The terrorists scored a direct hit against American businesses, American workers and the American way of life, even after the attack itself. Without terrorism insurance, businesses struggled to find financing for expansions, new ventures and construction projects, all of which would have produced much-needed jobs. During the fourth quarter of 2001 and much of 2002, the lack of terrorism-risk coverage cost 300,000 jobs, canceled or delayed more than $15 billion in real estate transactions in 17 states, and caused a six-year low in commercial construction.
That’s why Congress enacted, with strong bipartisan support, the Terrorism Risk Insurance Act (TRIA) in November 2002, enabling the private insurance market to provide essential coverage against catastrophic terrorist acts that otherwise wouldn’t exist.
The threat for additional attacks has not subsided since Sept. 11, and Congress has twice renewed the act, always with bipartisan support, first in 2005 and again in 2007.
Today’s headlines trumpet on almost a daily basis that the threat of future attacks against America is very real, and the federal government warns Americans that these threats must be taken seriously. However, the Terrorism Risk Insurance Act will expire at midnight on Dec. 31, and Congress still has not done what it must do to extend it.
Reflecting a dramatic bipartisan mandate, the Senate voted overwhelmingly, 93 to 4, in July to extend the program for seven years through 2021. The House has still failed to act, though, and time is running out. When members return to Washington this month to complete the business of the 113th Congress, the House must do its part and pass a multiyear reauthorization of TRIA.

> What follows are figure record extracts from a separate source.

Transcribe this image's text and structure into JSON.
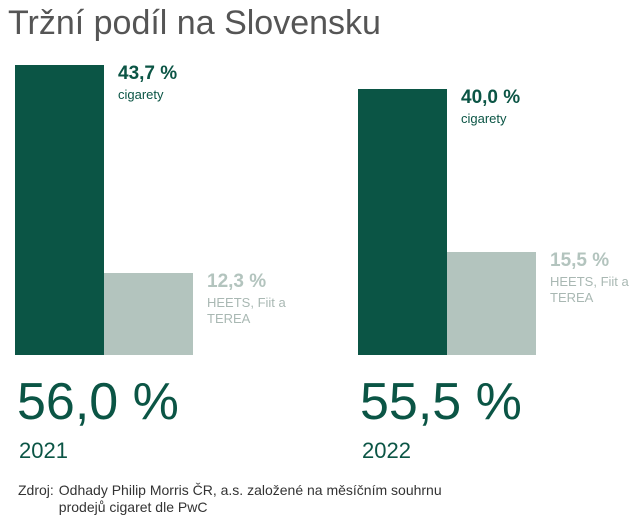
{
  "chart_data": {
    "type": "bar",
    "title": "Tržní podíl na Slovensku",
    "categories": [
      "2021",
      "2022"
    ],
    "series": [
      {
        "name": "cigarety",
        "color": "#0b5545",
        "values": [
          43.7,
          40.0
        ],
        "value_labels": [
          "43,7 %",
          "40,0 %"
        ]
      },
      {
        "name": "HEETS, Fiit a TEREA",
        "color": "#b3c4be",
        "values": [
          12.3,
          15.5
        ],
        "value_labels": [
          "12,3 %",
          "15,5 %"
        ]
      }
    ],
    "totals": {
      "values": [
        56.0,
        55.5
      ],
      "value_labels": [
        "56,0 %",
        "55,5 %"
      ]
    },
    "source_label": "Zdroj:",
    "source": "Odhady Philip Morris ČR, a.s. založené na měsíčním souhrnu prodejů cigaret dle PwC"
  }
}
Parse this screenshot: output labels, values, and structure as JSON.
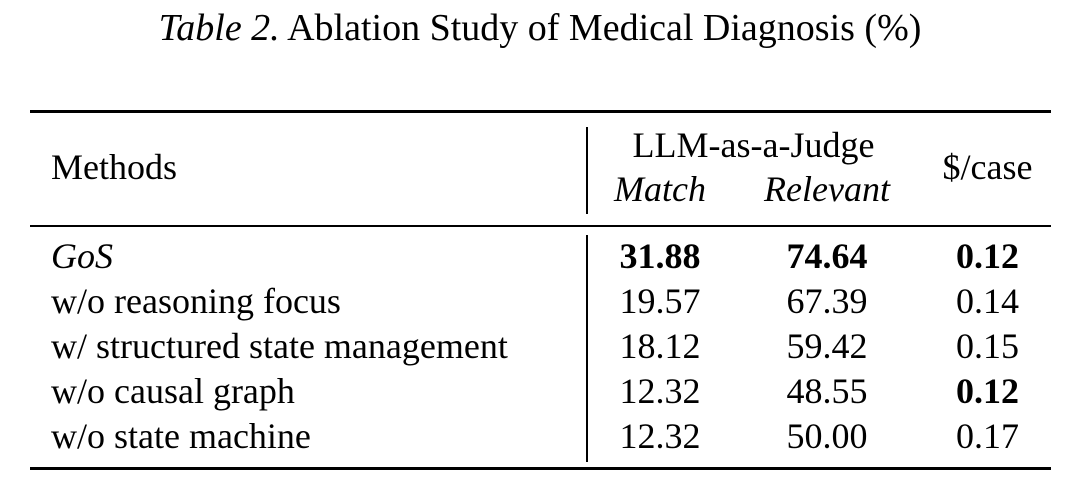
{
  "caption": {
    "label": "Table 2.",
    "text": "Ablation Study of Medical Diagnosis (%)"
  },
  "table": {
    "headers": {
      "methods": "Methods",
      "group": "LLM-as-a-Judge",
      "match": "Match",
      "relevant": "Relevant",
      "cost": "$/case"
    },
    "rows": [
      {
        "method": "GoS",
        "match": "31.88",
        "relevant": "74.64",
        "cost": "0.12"
      },
      {
        "method": "w/o reasoning focus",
        "match": "19.57",
        "relevant": "67.39",
        "cost": "0.14"
      },
      {
        "method": "w/ structured state management",
        "match": "18.12",
        "relevant": "59.42",
        "cost": "0.15"
      },
      {
        "method": "w/o causal graph",
        "match": "12.32",
        "relevant": "48.55",
        "cost": "0.12"
      },
      {
        "method": "w/o state machine",
        "match": "12.32",
        "relevant": "50.00",
        "cost": "0.17"
      }
    ]
  }
}
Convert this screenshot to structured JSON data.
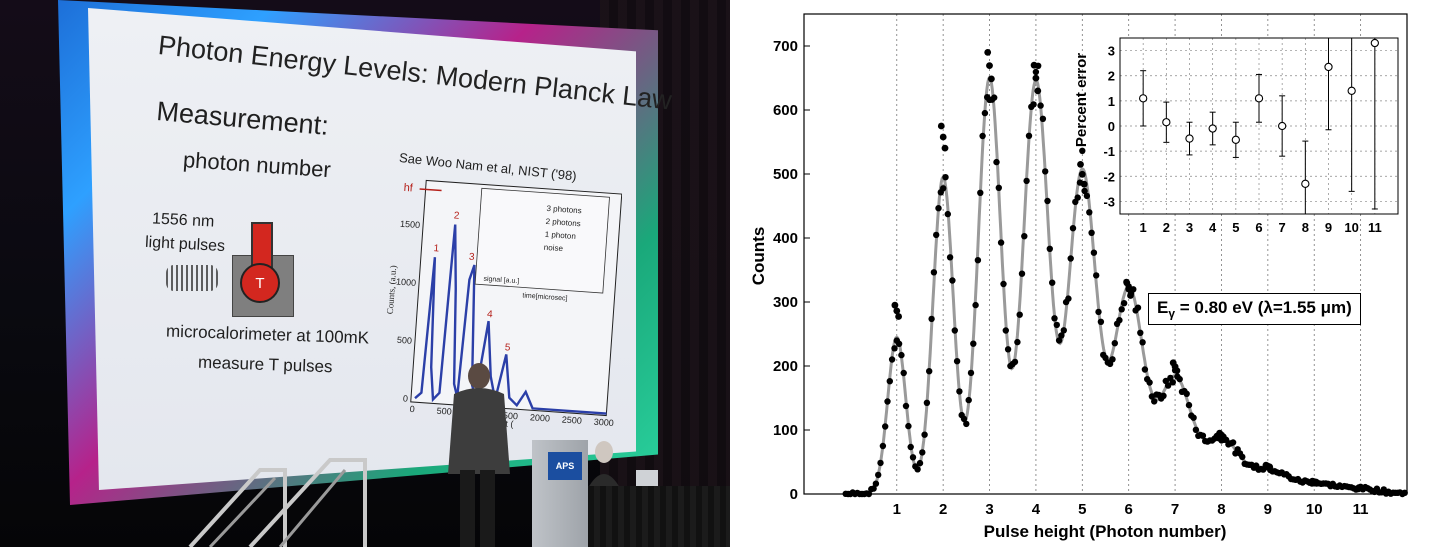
{
  "photo": {
    "slide_title": "Photon Energy Levels: Modern Planck Law",
    "measurement": "Measurement:",
    "photon_number": "photon number",
    "light_pulses_1": "1556 nm",
    "light_pulses_2": "light pulses",
    "thermometer_label": "T",
    "micro_1": "microcalorimeter at 100mK",
    "micro_2": "measure T pulses",
    "citation": "Sae Woo Nam et al, NIST ('98)",
    "hf_label": "hf",
    "podium_sign": "APS",
    "slide_plot": {
      "peak_labels": [
        "1",
        "2",
        "3",
        "4",
        "5"
      ],
      "y_ticks": [
        "0",
        "500",
        "1000",
        "1500"
      ],
      "x_ticks": [
        "0",
        "500",
        "1000",
        "1500",
        "2000",
        "2500",
        "3000"
      ],
      "ylabel": "Counts, (a.u.)",
      "inset_labels": [
        "3 photons",
        "2 photons",
        "1 photon",
        "noise"
      ],
      "inset_ylabel": "signal [a.u.]",
      "inset_xlabel": "time[microsec]",
      "xlabel_partial": "height ("
    }
  },
  "chart": {
    "energy_label_pre": "E",
    "energy_label_sub": "γ",
    "energy_label_post": " = 0.80 eV (λ=1.55 μm)",
    "colors": {
      "data": "#000000",
      "fit": "#9a9a9a",
      "grid": "#777777"
    }
  },
  "chart_data": [
    {
      "type": "scatter",
      "title": "",
      "xlabel": "Pulse height (Photon number)",
      "ylabel": "Counts",
      "xlim": [
        -1,
        12
      ],
      "ylim": [
        0,
        750
      ],
      "x_ticks": [
        1,
        2,
        3,
        4,
        5,
        6,
        7,
        8,
        9,
        10,
        11
      ],
      "y_ticks": [
        0,
        100,
        200,
        300,
        400,
        500,
        600,
        700
      ],
      "grid": "vertical dotted at integer photon numbers",
      "series": [
        {
          "style": "black dots (data)",
          "peak_x": [
            1,
            2,
            3,
            4,
            5,
            6,
            7,
            8,
            9,
            10,
            11
          ],
          "peak_counts": [
            295,
            575,
            690,
            670,
            515,
            330,
            205,
            95,
            45,
            20,
            10
          ]
        },
        {
          "style": "gray line (fit)",
          "peak_x": [
            1,
            2,
            3,
            4,
            5,
            6,
            7,
            8,
            9,
            10,
            11
          ],
          "peak_counts": [
            245,
            495,
            650,
            645,
            505,
            320,
            180,
            85,
            38,
            16,
            8
          ]
        }
      ],
      "annotation": "Eγ = 0.80 eV (λ=1.55 μm)"
    },
    {
      "type": "scatter",
      "title": "",
      "xlabel": "",
      "ylabel": "Percent error",
      "xlim": [
        0,
        12
      ],
      "ylim": [
        -3.5,
        3.5
      ],
      "x_ticks": [
        1,
        2,
        3,
        4,
        5,
        6,
        7,
        8,
        9,
        10,
        11
      ],
      "y_ticks": [
        -3,
        -2,
        -1,
        0,
        1,
        2,
        3
      ],
      "grid": "dotted both axes",
      "x": [
        1,
        2,
        3,
        4,
        5,
        6,
        7,
        8,
        9,
        10,
        11
      ],
      "y": [
        1.1,
        0.15,
        -0.5,
        -0.1,
        -0.55,
        1.1,
        0.0,
        -2.3,
        2.35,
        1.4,
        3.3
      ],
      "err": [
        1.1,
        0.8,
        0.65,
        0.65,
        0.7,
        0.95,
        1.2,
        1.7,
        2.5,
        4.0,
        6.6
      ]
    }
  ]
}
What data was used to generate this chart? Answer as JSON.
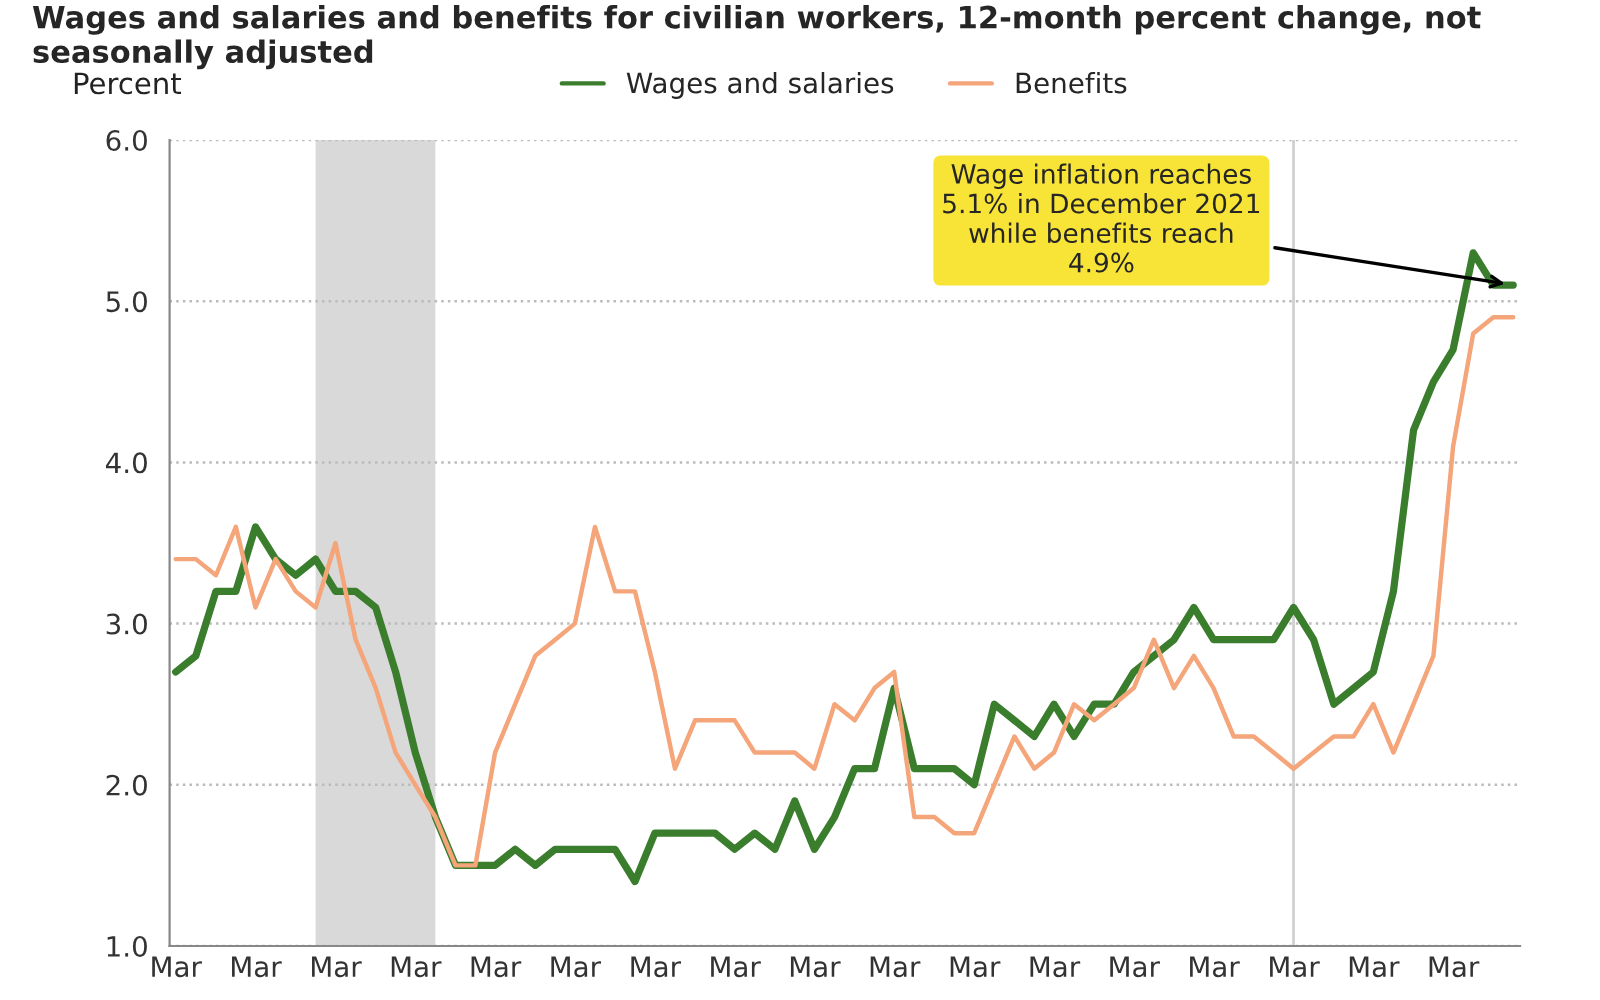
{
  "chart_data": {
    "type": "line",
    "title": "Wages and salaries and benefits for civilian workers, 12-month percent change, not seasonally adjusted",
    "ylabel": "Percent",
    "x": [
      "2006-03",
      "2006-06",
      "2006-09",
      "2006-12",
      "2007-03",
      "2007-06",
      "2007-09",
      "2007-12",
      "2008-03",
      "2008-06",
      "2008-09",
      "2008-12",
      "2009-03",
      "2009-06",
      "2009-09",
      "2009-12",
      "2010-03",
      "2010-06",
      "2010-09",
      "2010-12",
      "2011-03",
      "2011-06",
      "2011-09",
      "2011-12",
      "2012-03",
      "2012-06",
      "2012-09",
      "2012-12",
      "2013-03",
      "2013-06",
      "2013-09",
      "2013-12",
      "2014-03",
      "2014-06",
      "2014-09",
      "2014-12",
      "2015-03",
      "2015-06",
      "2015-09",
      "2015-12",
      "2016-03",
      "2016-06",
      "2016-09",
      "2016-12",
      "2017-03",
      "2017-06",
      "2017-09",
      "2017-12",
      "2018-03",
      "2018-06",
      "2018-09",
      "2018-12",
      "2019-03",
      "2019-06",
      "2019-09",
      "2019-12",
      "2020-03",
      "2020-06",
      "2020-09",
      "2020-12",
      "2021-03",
      "2021-06",
      "2021-09",
      "2021-12",
      "2022-03",
      "2022-06",
      "2022-09",
      "2022-12"
    ],
    "series": [
      {
        "name": "Wages and salaries",
        "color": "#3a7d2c",
        "values": [
          2.7,
          2.8,
          3.2,
          3.2,
          3.6,
          3.4,
          3.3,
          3.4,
          3.2,
          3.2,
          3.1,
          2.7,
          2.2,
          1.8,
          1.5,
          1.5,
          1.5,
          1.6,
          1.5,
          1.6,
          1.6,
          1.6,
          1.6,
          1.4,
          1.7,
          1.7,
          1.7,
          1.7,
          1.6,
          1.7,
          1.6,
          1.9,
          1.6,
          1.8,
          2.1,
          2.1,
          2.6,
          2.1,
          2.1,
          2.1,
          2.0,
          2.5,
          2.4,
          2.3,
          2.5,
          2.3,
          2.5,
          2.5,
          2.7,
          2.8,
          2.9,
          3.1,
          2.9,
          2.9,
          2.9,
          2.9,
          3.1,
          2.9,
          2.5,
          2.6,
          2.7,
          3.2,
          4.2,
          4.5,
          4.7,
          5.3,
          5.1,
          5.1
        ]
      },
      {
        "name": "Benefits",
        "color": "#f4a57a",
        "values": [
          3.4,
          3.4,
          3.3,
          3.6,
          3.1,
          3.4,
          3.2,
          3.1,
          3.5,
          2.9,
          2.6,
          2.2,
          2.0,
          1.8,
          1.5,
          1.5,
          2.2,
          2.5,
          2.8,
          2.9,
          3.0,
          3.6,
          3.2,
          3.2,
          2.7,
          2.1,
          2.4,
          2.4,
          2.4,
          2.2,
          2.2,
          2.2,
          2.1,
          2.5,
          2.4,
          2.6,
          2.7,
          1.8,
          1.8,
          1.7,
          1.7,
          2.0,
          2.3,
          2.1,
          2.2,
          2.5,
          2.4,
          2.5,
          2.6,
          2.9,
          2.6,
          2.8,
          2.6,
          2.3,
          2.3,
          2.2,
          2.1,
          2.2,
          2.3,
          2.3,
          2.5,
          2.2,
          2.5,
          2.8,
          4.1,
          4.8,
          4.9,
          4.9
        ]
      }
    ],
    "xlim": [
      "2006-02",
      "2023-01"
    ],
    "xticks": [
      {
        "value": "2006-03",
        "label": "Mar"
      },
      {
        "value": "2007-03",
        "label": "Mar"
      },
      {
        "value": "2008-03",
        "label": "Mar"
      },
      {
        "value": "2009-03",
        "label": "Mar"
      },
      {
        "value": "2010-03",
        "label": "Mar"
      },
      {
        "value": "2011-03",
        "label": "Mar"
      },
      {
        "value": "2012-03",
        "label": "Mar"
      },
      {
        "value": "2013-03",
        "label": "Mar"
      },
      {
        "value": "2014-03",
        "label": "Mar"
      },
      {
        "value": "2015-03",
        "label": "Mar"
      },
      {
        "value": "2016-03",
        "label": "Mar"
      },
      {
        "value": "2017-03",
        "label": "Mar"
      },
      {
        "value": "2018-03",
        "label": "Mar"
      },
      {
        "value": "2019-03",
        "label": "Mar"
      },
      {
        "value": "2020-03",
        "label": "Mar"
      },
      {
        "value": "2021-03",
        "label": "Mar"
      },
      {
        "value": "2022-03",
        "label": "Mar"
      }
    ],
    "ylim": [
      1.0,
      6.0
    ],
    "yticks": [
      {
        "value": 1,
        "label": "1.0"
      },
      {
        "value": 2,
        "label": "2.0"
      },
      {
        "value": 3,
        "label": "3.0"
      },
      {
        "value": 4,
        "label": "4.0"
      },
      {
        "value": 5,
        "label": "5.0"
      },
      {
        "value": 6,
        "label": "6.0"
      }
    ],
    "grid": "y",
    "legend": "top",
    "bands": [
      {
        "axis": "x",
        "from": "2007-12",
        "to": "2009-06",
        "color": "#d9d9d9"
      }
    ],
    "ref_lines": [
      {
        "axis": "x",
        "value": "2020-03",
        "color": "#d0d0d0"
      }
    ],
    "annotations": [
      {
        "text": "Wage inflation reaches\n5.1% in December 2021\nwhile benefits reach\n4.9%",
        "x": "2022-12",
        "y": 5.1
      }
    ]
  }
}
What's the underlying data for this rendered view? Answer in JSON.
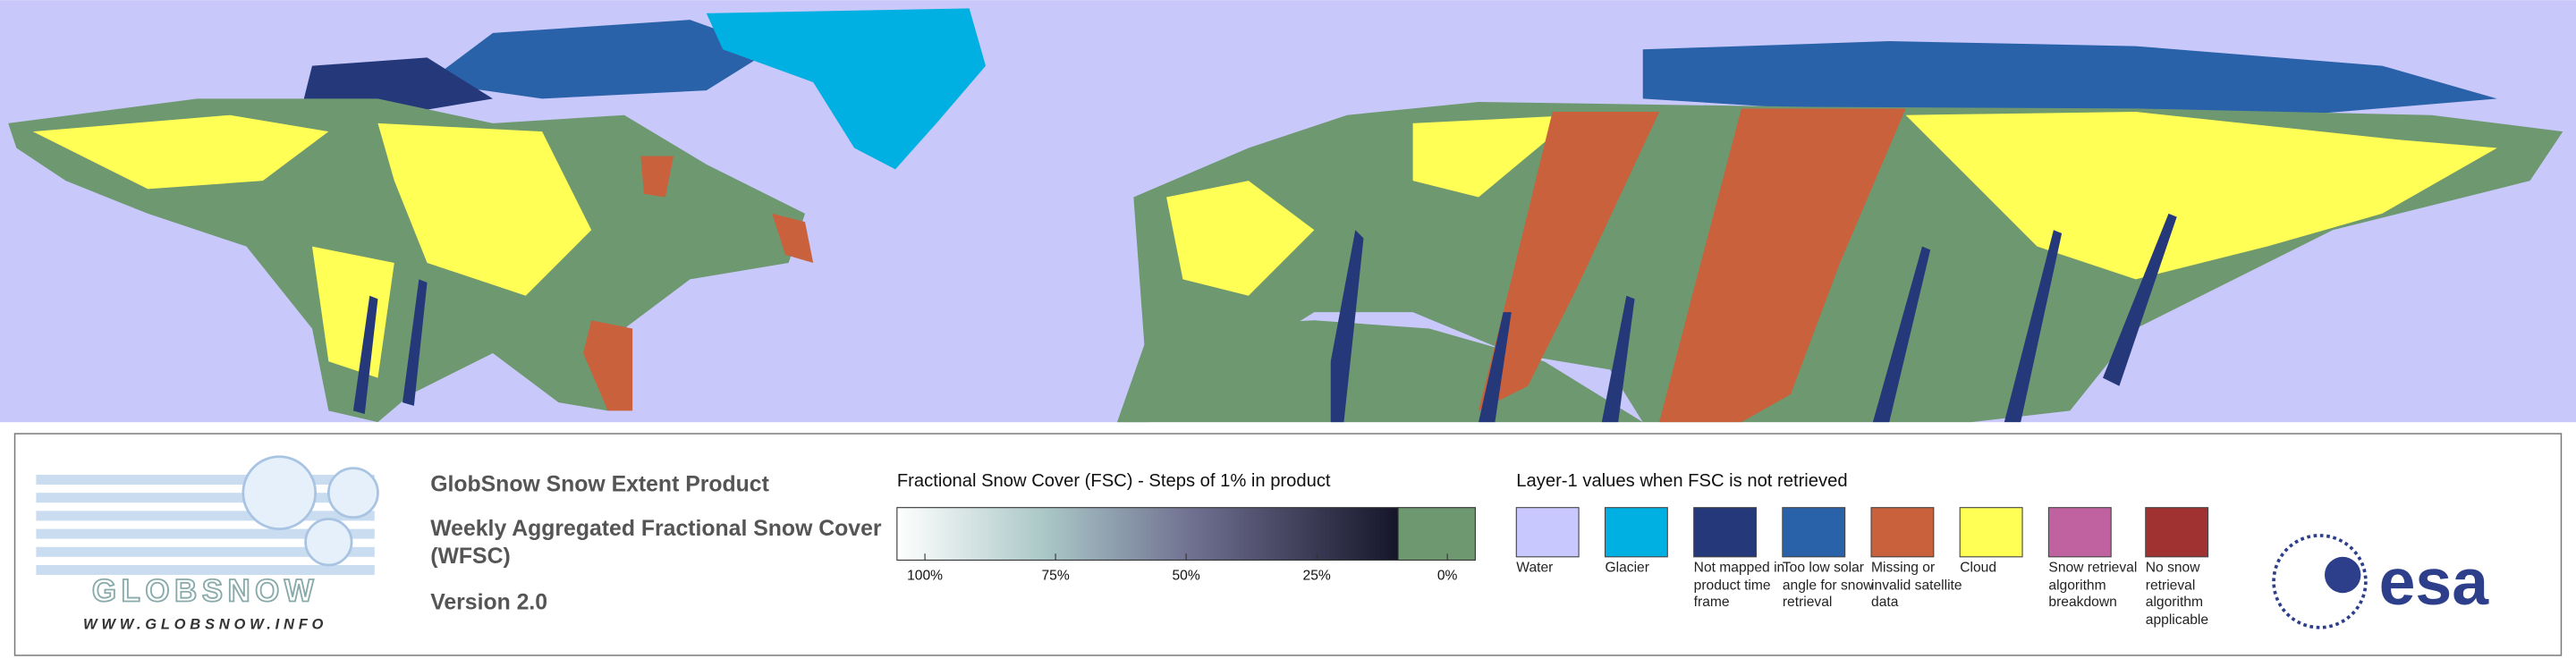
{
  "logo": {
    "name": "GLOBSNOW",
    "url": "WWW.GLOBSNOW.INFO"
  },
  "header": {
    "title": "GlobSnow Snow Extent Product",
    "subtitle": "Weekly Aggregated Fractional Snow Cover (WFSC)",
    "version": "Version 2.0"
  },
  "colorbar": {
    "title": "Fractional Snow Cover (FSC) - Steps of 1% in product",
    "range": [
      100,
      0
    ],
    "ticks": [
      {
        "value": 100,
        "label": "100%"
      },
      {
        "value": 75,
        "label": "75%"
      },
      {
        "value": 50,
        "label": "50%"
      },
      {
        "value": 25,
        "label": "25%"
      },
      {
        "value": 0,
        "label": "0%"
      }
    ],
    "zero_color": "#6e9870"
  },
  "legend": {
    "title": "Layer-1 values when FSC is not retrieved",
    "items": [
      {
        "label": "Water",
        "color": "#c8c8ff"
      },
      {
        "label": "Glacier",
        "color": "#00b0e2"
      },
      {
        "label": "Not mapped in product time frame",
        "color": "#25387a"
      },
      {
        "label": "Too low solar angle for snow retrieval",
        "color": "#2a62aa"
      },
      {
        "label": "Missing or invalid satellite data",
        "color": "#c9623c"
      },
      {
        "label": "Cloud",
        "color": "#ffff55"
      },
      {
        "label": "Snow retrieval algorithm breakdown",
        "color": "#c062a0"
      },
      {
        "label": "No snow retrieval algorithm applicable",
        "color": "#a03232"
      }
    ]
  },
  "agency": {
    "name": "esa"
  }
}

Terrorism is a tragic fact of life in today’s world. Terrorism-risk insurance is part of our country’s safety net for restoring the economy in the event of another major attack on our homeland and is a stabilizing factor in an unstable world.
If the House does not pass a bill to reauthorize the Terrorism Risk Insurance Act on a multiyear basis, economic resiliency will be replaced with instability, uncertainty and a heightened vulnerability to future attacks. As a CEO, I know that lenders, investors and the business community want to avoid uncertainty. Because businesses typically require long-term financing, a multiyear extension of the act is critical to provide markets the certainty needed to function properly.
When businesses can’t grow and the unemployed can’t find work, even working Americans become increasingly anxious about their job security. Every day Congress delays in renewing TRIA, it breeds more uncertainty that keeps insurers, investors and employers from betting on America’s future. Americans suffer and so does the economy.
Moreover, if there is another terrorist attack on America, taxpayers would pay more if the act expires than if it is renewed. That’s because it provides for the private sector to cover the initial losses from an attack, and then to share the costs with the federal government above certain thresholds.
Without the Terrorism Risk Insurance Act, Congress would likely make emergency appropriations to help businesses hurt by terrorist attacks, forcing taxpayers to pick up the entire tab. In fact, the RAND Center for Catastrophic Risk Management and Compensation concluded that failure to reauthorize the act could increase federal spending by as much as $7 billion for terrorist attacks similar in magnitude to those of Sept. 11.
Thirteen years after the attack, Congress needs to remember the lessons that American businesses and workers learned the hard way: We can’t have homeland security without economic security.
In this increasingly dangerous world, now is the time to renew the Terrorism Risk Insurance Act.
Ed Walter is president and CEO of Host Hotels and Resorts.